La généralisation, en 2006, de la fiche d'entrepris – sur laquelle le médecin fait figurer les risques professionnels et les noms des salariés qui y sont exposés – est aussi l'occasion de forcer les portes des PME et des TPE. Une présence renforcée qui devrait permettre aux médecins d'agir sur les conditions de travail et sur la prévention des risques professionnels.

22 % des salariés en surveillance renforcée

Pour dégager du temps aux praticiens, la nouvelle réglementation prévoit de faire passer la fréquence de la visite médicale systématique à deux ans, excepté pour les salariés sous surveillance médicale renforcée (SMR), lesquels représentent près d'un quart des salariés – 22 % des effectifs selon le Centre interservices de santé et de médecine du travail en entreprise (Cisme). Mais, dans certaines régions, ce pourcentage est sensiblement supérieur. « Au sein de notre service, plus de la moitié des salariés bénéficient d'une SMR et continueront d'être examinés au moins tous les ans, calcule Bénédicte Ledenvic, médecin coordinateur de Santé au travail en Mayenne. Au mieux, la réforme va nous dégager 25 % de notre temps. » Du coup, certains médecins du travail réclament une révision des populations dites à risque. « Nous plaidons pour un réexamen du décret de 1977 qui définit les salariés exposés à des risques plus grands et y intègre, par exemple, les travailleurs sur écran », indique Gabriel Paillereau, délégué général du Cisme. Mais le décret de juillet 2004 renvoie aux accords de branche la définition des salariés les plus exposés.

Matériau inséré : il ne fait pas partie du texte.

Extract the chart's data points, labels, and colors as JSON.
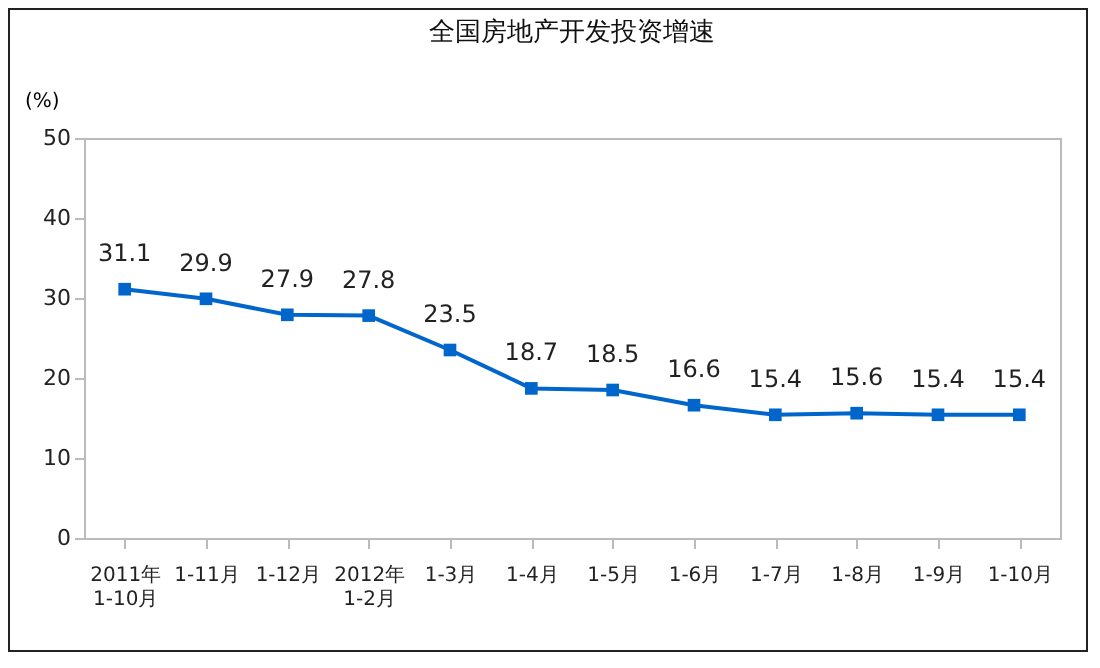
{
  "chart_data": {
    "type": "line",
    "title": "全国房地产开发投资增速",
    "ylabel": "(%)",
    "categories": [
      "2011年\n1-10月",
      "1-11月",
      "1-12月",
      "2012年\n1-2月",
      "1-3月",
      "1-4月",
      "1-5月",
      "1-6月",
      "1-7月",
      "1-8月",
      "1-9月",
      "1-10月"
    ],
    "series": [
      {
        "color": "#0066cc",
        "values": [
          31.1,
          29.9,
          27.9,
          27.8,
          23.5,
          18.7,
          18.5,
          16.6,
          15.4,
          15.6,
          15.4,
          15.4
        ]
      }
    ],
    "ylim": [
      0,
      50
    ],
    "yticks": [
      0,
      10,
      20,
      30,
      40,
      50
    ],
    "grid": false,
    "marker": "square",
    "data_labels": true
  }
}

Reste aux services de santé à redoubler de pédagogie auprès des employeurs, qui s'attendent à voir diminuer leurs cotisations. « Dans l'imaginaire patronal, le montant des cotisations est corrélé aux seules visites médicales, souligne Jean-Michel Domergue. Si celles-ci diminuent en nombre, les employeurs vont s'attendre à payer moins. Une entreprise adhérente a même menacé de quitter notre service sur les conseils de son expert-comptable qui ne comprenait pas pourquoi il allait payer le même prix pour une prestation moindre. »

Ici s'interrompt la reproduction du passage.